Malala torna in Pakistan a 6 anni dall'attentato

Malala torna in Pakistan a 6 anni dall’attentato

L’attivista premio Nobel per la Pace rivede il suo Paese natale dopo averlo lasciato in fin di vita

ROMA – Più forte della paura.
Malala Yousafzai ha realizzato il suo sogno e dopo 6 anni è tornata in Pakistan.
Atterrata questa mattina all’aeroporto di Islamabad, l’attivista premio Nobel per la Pace rivede il suo Paese natale dopo averlo lasciato in fin di vita.

Nel 2012, a soli 14 anni, Malala è stata vittima di un attentato dei talebani, a seguito del quale fu portata via dal Pakistan in condizioni critiche.
La sua colpa, aver difeso a gran voce i diritti delle donne. Accompagnata dai suoi genitori, Malala rimarrà 4 giorni nel suo Paese, una visita blindatissima per motivi di sicurezza.
Purtroppo, ancora oggi è un bersaglio dei talebani.

LA STORIA DI MALALA

Nata il 12 luglio 1997 a Mingora, una città nel distretto di Swat del Pakistan nord-occidentale, Malala ha condiviso sin da piccola gli ideali del padre.
Ponendosi contro i talebani, Ziauddin Yousafzai gestiva una scuola adiacente alla casa della famiglia, frequentata dalla stessa figlia e da altre giovani studentesse.
“Come osano togliere il mio diritto fondamentale all’istruzione?”
Con queste parole Malala tenne un discorso a Peshawar, in Pakistan, nel settembre 2008, condannando gli attacchi dei talebani alle scuole femminili.

Attivismo

All’inizio del 2009, Malala ha cominciato a scrivere un blog per la BBC, sotto lo pseudonimo Gul Makai.
Nel dicembre dello stesso anno rese pubblica la sua identità.

Con una piattaforma pubblica in crescita, la ragazza ha continuato a parlare di sé e del diritto d’istruzione di tutte le donne.
Il suo attivismo la portò a vincere il National Youth Peace Prize.
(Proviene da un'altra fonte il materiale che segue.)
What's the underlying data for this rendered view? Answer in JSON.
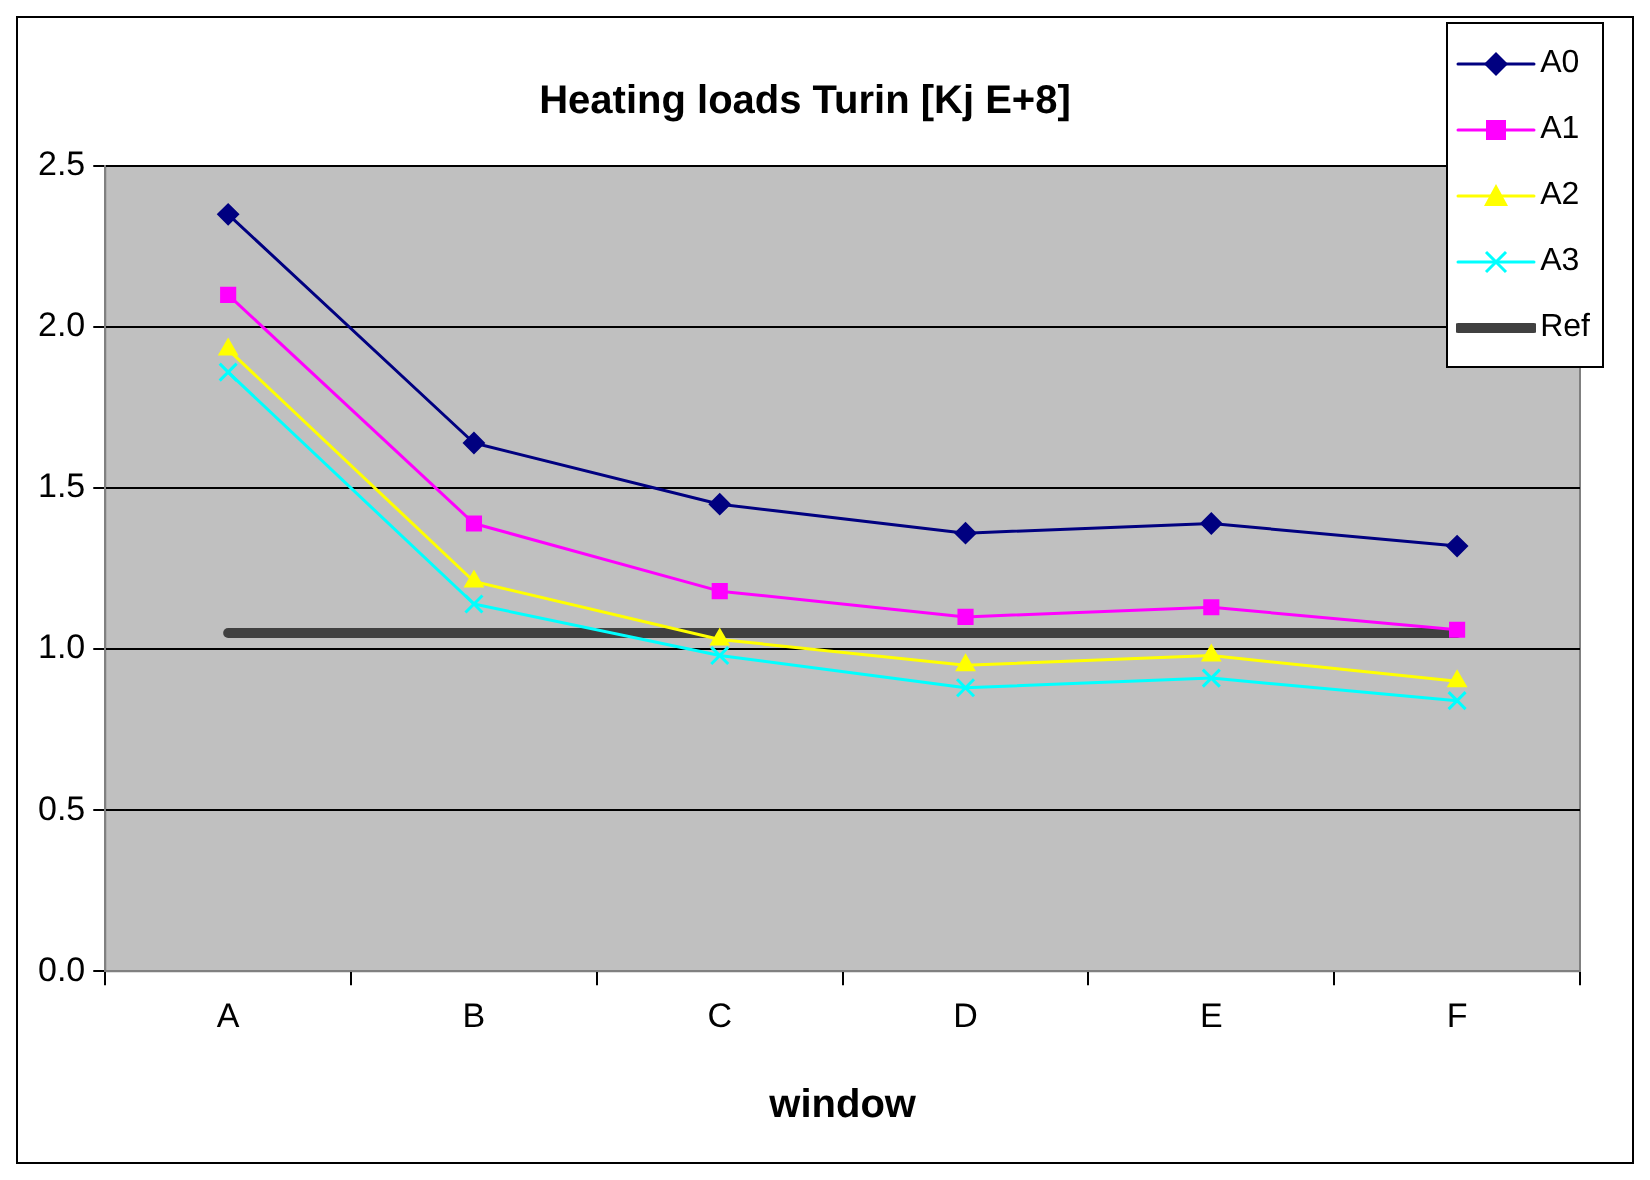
{
  "chart_data": {
    "type": "line",
    "title": "Heating loads Turin [Kj E+8]",
    "xlabel": "window",
    "categories": [
      "A",
      "B",
      "C",
      "D",
      "E",
      "F"
    ],
    "series": [
      {
        "name": "A0",
        "color": "#000080",
        "marker": "diamond",
        "values": [
          2.35,
          1.64,
          1.45,
          1.36,
          1.39,
          1.32
        ]
      },
      {
        "name": "A1",
        "color": "#ff00ff",
        "marker": "square",
        "values": [
          2.1,
          1.39,
          1.18,
          1.1,
          1.13,
          1.06
        ]
      },
      {
        "name": "A2",
        "color": "#ffff00",
        "marker": "triangle",
        "values": [
          1.93,
          1.21,
          1.03,
          0.95,
          0.98,
          0.9
        ]
      },
      {
        "name": "A3",
        "color": "#00ffff",
        "marker": "cross",
        "values": [
          1.86,
          1.14,
          0.98,
          0.88,
          0.91,
          0.84
        ]
      },
      {
        "name": "Ref",
        "color": "#404040",
        "marker": "none",
        "values": [
          1.05,
          1.05,
          1.05,
          1.05,
          1.05,
          1.05
        ]
      }
    ],
    "ylim": [
      0,
      2.5
    ],
    "yticks": [
      {
        "value": 0,
        "label": "0.0"
      },
      {
        "value": 0.5,
        "label": "0.5"
      },
      {
        "value": 1,
        "label": "1.0"
      },
      {
        "value": 1.5,
        "label": "1.5"
      },
      {
        "value": 2,
        "label": "2.0"
      },
      {
        "value": 2.5,
        "label": "2.5"
      }
    ],
    "grid": "y",
    "legend": "top right"
  }
}
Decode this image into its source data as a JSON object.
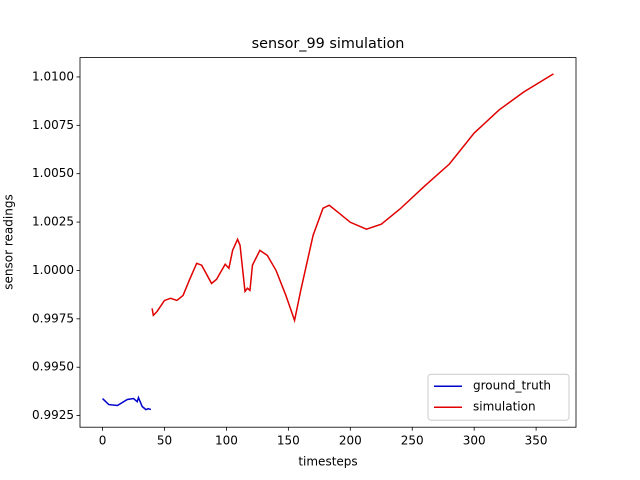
{
  "chart_data": {
    "type": "line",
    "title": "sensor_99 simulation",
    "x_label": "timesteps",
    "y_label": "sensor readings",
    "xlim": [
      -18.2,
      382.2
    ],
    "xticks": [
      0,
      50,
      100,
      150,
      200,
      250,
      300,
      350
    ],
    "ylim": [
      0.9919,
      1.011
    ],
    "yticks": [
      {
        "value": 0.9925,
        "label": "0.9925"
      },
      {
        "value": 0.995,
        "label": "0.9950"
      },
      {
        "value": 0.9975,
        "label": "0.9975"
      },
      {
        "value": 1.0,
        "label": "1.0000"
      },
      {
        "value": 1.0025,
        "label": "1.0025"
      },
      {
        "value": 1.005,
        "label": "1.0050"
      },
      {
        "value": 1.0075,
        "label": "1.0075"
      },
      {
        "value": 1.01,
        "label": "1.0100"
      }
    ],
    "grid": false,
    "legend": "lower right",
    "series": [
      {
        "name": "ground_truth",
        "color": "#0000cd",
        "x": [
          0,
          5,
          12,
          20,
          25,
          28,
          29,
          32,
          35,
          37,
          39
        ],
        "values": [
          0.99338,
          0.99307,
          0.99302,
          0.99333,
          0.99338,
          0.99322,
          0.99343,
          0.99297,
          0.99281,
          0.99286,
          0.99281
        ]
      },
      {
        "name": "simulation",
        "color": "#e00000",
        "x": [
          40,
          41,
          44,
          50,
          55,
          60,
          65,
          70,
          76,
          80,
          88,
          92,
          99,
          102,
          105,
          109,
          111,
          115,
          117,
          119,
          121,
          127,
          133,
          140,
          148,
          155,
          160,
          170,
          178,
          183,
          190,
          200,
          213,
          225,
          240,
          260,
          280,
          300,
          320,
          340,
          364
        ],
        "values": [
          0.99804,
          0.99768,
          0.99788,
          0.99845,
          0.99856,
          0.99845,
          0.99871,
          0.99949,
          1.00037,
          1.00027,
          0.99933,
          0.99954,
          1.00032,
          1.00011,
          1.00104,
          1.00161,
          1.0013,
          0.99892,
          0.99908,
          0.99897,
          1.00027,
          1.00104,
          1.00078,
          1.00001,
          0.99871,
          0.99742,
          0.99897,
          1.00182,
          1.00322,
          1.00337,
          1.00301,
          1.00249,
          1.00213,
          1.00239,
          1.00317,
          1.00436,
          1.0055,
          1.0071,
          1.00829,
          1.00922,
          1.01016
        ]
      }
    ]
  }
}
Ma la sua crescente popolarità e il riconoscimento nazionale portarono i leader talebani a volere la sua morte.

L’attacco

Il 9 ottobre 2012, mentre tornava a casa da scuola, un uomo armato salì a bordo dello scuolabus di Malala.
Dopo aver individuato il bersaglio, le sparò, colpendola al lato sinistro della testa.
Un solo proiettile che attraversò collo e spalla.
Altre due ragazze sono rimaste ferite nell’attacco.

Malala sopravvisse, ma era in condizioni critiche.
Venne trasferita a Birmingham nel Regno Unito per le cure in un ospedale specializzato in lesioni militari.
Non uscì fino al gennaio 2013.

Il tentativo dei talebani di uccidere Malala ha ricevuto la condanna di tutto il mondo e ha portato a proteste in tutto il Pakistan.
Nelle settimane dopo l’attacco, oltre 2 milioni di persone hanno firmato una petizione per il diritto all’istruzione.

Dopo l’attacco

All’ospedale di Birmingham Malala fu indotta in coma farmacologico.
Nonostante interventi chirurgici multipli, tra cui la riparazione di un nervo facciale, non aveva subito alcun grave danno cerebrale.
Nel marzo 2013, era in grado di iniziare a frequentare la scuola di Birmingham.

L’attentato ha scatenato una massiccia manifestazione a sostegno di Malala, proseguita durante il suo recupero.
La ragazza tenne un discorso alle Nazioni Unite per il suo 16° compleanno nel 2013.

Nobel per la Pace

Malala è diventata una sostenitrice globale per le milioni di bambine a cui viene negata un’educazione scolastica a causa di fattori sociali, economici, legali e politici.
La coraggiosa ragazza ha accettato il premio Nobel per la Pace il 10 Dicembre 2014.
Con i soldi del premio, 1.1 milioni di dollari, ha finanziato la creazione di una scuola secondaria per ragazze in Pakistan.